Н. Мальбранш, католич. священник, автор ряда религ. сочинений, в к-рых он соединял картезианство с идеями блж. Августина и учил о мистическом («созерцательном») видении всех вещей в Боге, в кн. «Разыскания истины», несмотря на свое негативное отношение к рационалистическим доказательствам, приводил аргументы, близкие по смыслу к онтологическому доказательству. Считая сущность Бога непостижимой, Мальбранш считал доказательство существования Бога, к-рое будет опираться на имеющуюся в человеческой душе идею бесконечного, самым «основательным» и требующим «наименее предположений». Метафизической предпосылкой этих «предположений» выступали учение Мальбранша о существовании всех вещей в Боге и особое учение об идеях как изначально причастных Богу. С этой т. зр., по мнению Мальбранша, «нельзя допустить, чтобы идея бесконечно совершенного Существа, к-рая и есть наша идея о Боге, была чем-то сотворенным» (Мальбранш. С. 283); в др. редакции этот аргумент выглядел так: «Невозможно созерцать не-сущее» (Там же. С. 372).
Б. Паскаль в кн. «Мысли» утверждал, что с помощью доказательств существования Бога невозможно уверовать в Бога; метафизические доказательства не только сложны по своим построениям, но и малоубедительны. Подчеркивая приоритет веры над разумом, Паскаль писал: «Вера всем отлична от доказательства: доказывает человек, веру дает Бог» (Паскаль. Мысли. С. 217). Продолжая картезианскую традицию, Ф. Фенелон в соч. «Demonstration de l'existence de Dieu» (Доказательства бытия Бога) полагал в основание доказательства учение об истинности и неизменности идеи Бога.

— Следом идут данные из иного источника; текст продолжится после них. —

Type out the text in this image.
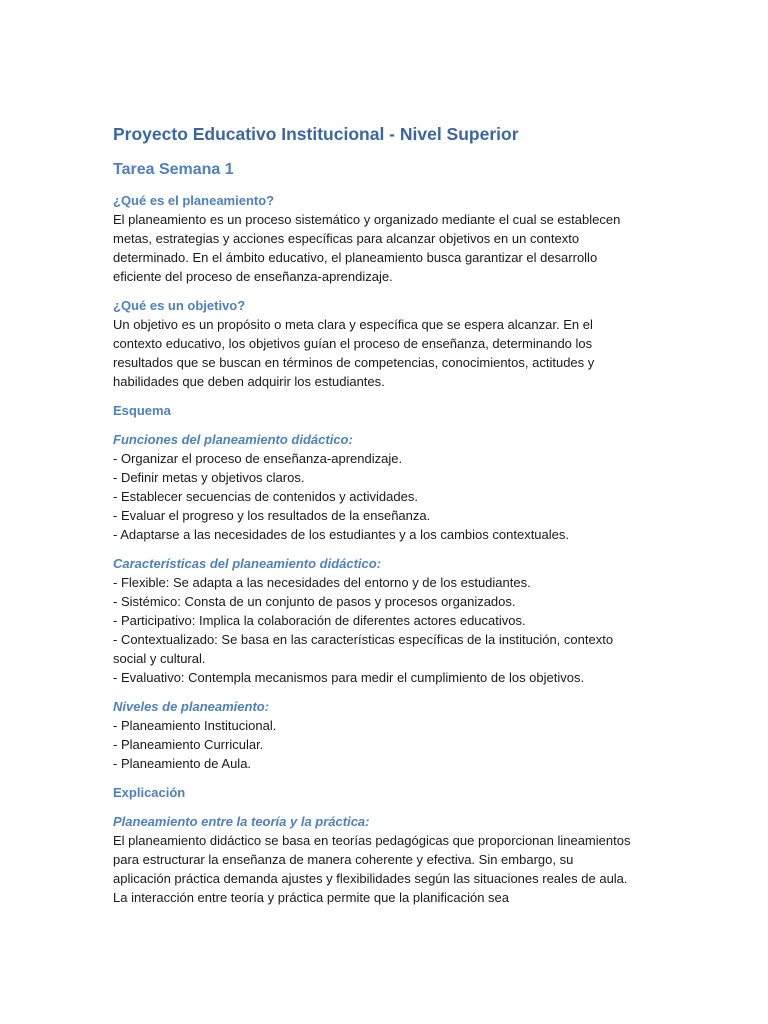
Proyecto Educativo Institucional - Nivel Superior
Tarea Semana 1
¿Qué es el planeamiento?

El planeamiento es un proceso sistemático y organizado mediante el cual se establecen metas, estrategias y acciones específicas para alcanzar objetivos en un contexto determinado. En el ámbito educativo, el planeamiento busca garantizar el desarrollo eficiente del proceso de enseñanza-aprendizaje.

¿Qué es un objetivo?

Un objetivo es un propósito o meta clara y específica que se espera alcanzar. En el contexto educativo, los objetivos guían el proceso de enseñanza, determinando los resultados que se buscan en términos de competencias, conocimientos, actitudes y habilidades que deben adquirir los estudiantes.

Esquema
Funciones del planeamiento didáctico:
- Organizar el proceso de enseñanza-aprendizaje.
- Definir metas y objetivos claros.
- Establecer secuencias de contenidos y actividades.
- Evaluar el progreso y los resultados de la enseñanza.
- Adaptarse a las necesidades de los estudiantes y a los cambios contextuales.
Características del planeamiento didáctico:
- Flexible: Se adapta a las necesidades del entorno y de los estudiantes.
- Sistémico: Consta de un conjunto de pasos y procesos organizados.
- Participativo: Implica la colaboración de diferentes actores educativos.
- Contextualizado: Se basa en las características específicas de la institución, contexto social y cultural.
- Evaluativo: Contempla mecanismos para medir el cumplimiento de los objetivos.
Niveles de planeamiento:
- Planeamiento Institucional.
- Planeamiento Curricular.
- Planeamiento de Aula.
Explicación
Planeamiento entre la teoría y la práctica:

El planeamiento didáctico se basa en teorías pedagógicas que proporcionan lineamientos para estructurar la enseñanza de manera coherente y efectiva. Sin embargo, su aplicación práctica demanda ajustes y flexibilidades según las situaciones reales de aula. La interacción entre teoría y práctica permite que la planificación sea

Дж. Локк в «Опыте о человеческом разумении», рассматривая вопрос об идее высшего существа, отмечал, что она не имеет врожденного характера, как считал Декарт, и возникает на основе опыта из ряда идей, к-рые формируются у человека относительно собственного существования, знаний, счастья и др. и расширяются «посредством идеи бесконечности» в случае, когда необходимо «образовать идею, возможно более подходящую высшему существу» (Локк. Соч. Т. 1. С. 366). Подробно это доказательство с некоторыми существенными дополнениями и уточнениями приводится Локком в 4-й кн. (Гл. 10, «О познании Бога»). Обсуждая проблему существования в качестве важнейшей, Локк высказывал убеждение, что «познание собственного существования мы получаем через свою интуицию, познание бытия Божия путем доказательства, а познание др. вещей через ощущения» (Там же. Т. 2. С. 96). Доказательство существования Бога Локк строил на принципе безусловной достоверности человеческого бытия, для обоснования к-рого он привлекал разнообразные доводы, в т. ч. аргументы Декарта, касающиеся учения о сомнении; на положении разума, «что ничто не может произвести нечто сущее; следовательно, существует нечто вечное» (Там же. С. 98); на понимании и толковании этого «вечного» как всемогущего и всеведущего существа. Локк полагал, что его доказательство существования Бога, опирающееся на размышление и присущую человеку способность интуитивного познания, равнозначно по своей истинности математической достоверности.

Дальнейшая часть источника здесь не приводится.